Here’s a link 17th order billion laughs document: test17. Unzip and look in content.xml. To increase order of attack, change the entity it points to (eg &a19;, &a20, etc). The attack itself is very straightforward, and for those who don’t want to look at the doc, it just looks something like this, generated mostly from a legitimate ODT file:

<!--?xml version="1.0" encoding="UTF-8"?-->
<?xml version="1.0" encoding="UTF-8"?>
<!DOCTYPE billion [
  <!ENTITY a0 "Bomb!">
  <!ENTITY a1 "&a0;&a0;">
  <!ENTITY a2 "&a1;&a1;">
...
  <!ENTITY a25 "&a24;&a24;">
]>
...
<text:p text:style-name="Standard">Test &a17;</text:p>

Here are some interesting metrics on various laugh sizes:

  • 16th order took about 4 seconds for the app to return
  • 17th order took about 8 seconds for the app to return
  • 18th order took about 20 seconds and the upload is eventually rejected, after several empty files are created with the same name
  • 20th order took about 1:20 and the upload is eventually rejected, dozens of empty files are created (I’m not sure what was going on with that).
  • 21st order never seemed to “finish”

One quick note is I never found anywhere that external entities were resolved. It’s hard to tell for sure because certain egress/chroot-type mitigations could have just helped make this hard to exploit. Correct or not, I sort of suspected the external entity thing might not be a problem. Openoffice resolved internal but not external entities, so (right or wrong) I guessed that it’s somewhat likely that Google is re-using or at least sort of mimicking openoffice’s document parser.

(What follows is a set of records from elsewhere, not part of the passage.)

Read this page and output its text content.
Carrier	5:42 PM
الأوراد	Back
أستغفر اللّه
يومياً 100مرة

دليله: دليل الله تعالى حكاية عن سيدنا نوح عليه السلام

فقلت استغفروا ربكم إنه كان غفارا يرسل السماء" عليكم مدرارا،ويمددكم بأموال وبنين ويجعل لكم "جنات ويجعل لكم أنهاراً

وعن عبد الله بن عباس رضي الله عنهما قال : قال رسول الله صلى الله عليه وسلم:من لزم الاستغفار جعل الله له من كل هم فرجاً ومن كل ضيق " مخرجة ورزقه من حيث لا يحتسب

The reporting process was fairly nighmarish, but I put the blame mostly on MSVR rather than Google… not to point fingers, all I know is I never heard much of anything back.

In any serious service I think DoS bugs get a bad rap. I’ve met a lot of people who consider DoS bugs as low severity just based on that classification alone. In reality, I think people tend to care a lot more about when an online service is unavailable. When Sony did everything terribly, did most people care about the data they lost? Some did (I did), but I think most just wanted to start playing games again already. So what’s more severe? A clickjacking bug in Facebook that allows you to do a targeted attack to take over someone’s account, or a DoS bug that can bring down Facebook?

With some imagination, I wonder if something like this could have been used in the right (wrong?) hands to bring down a service as large as Google Docs.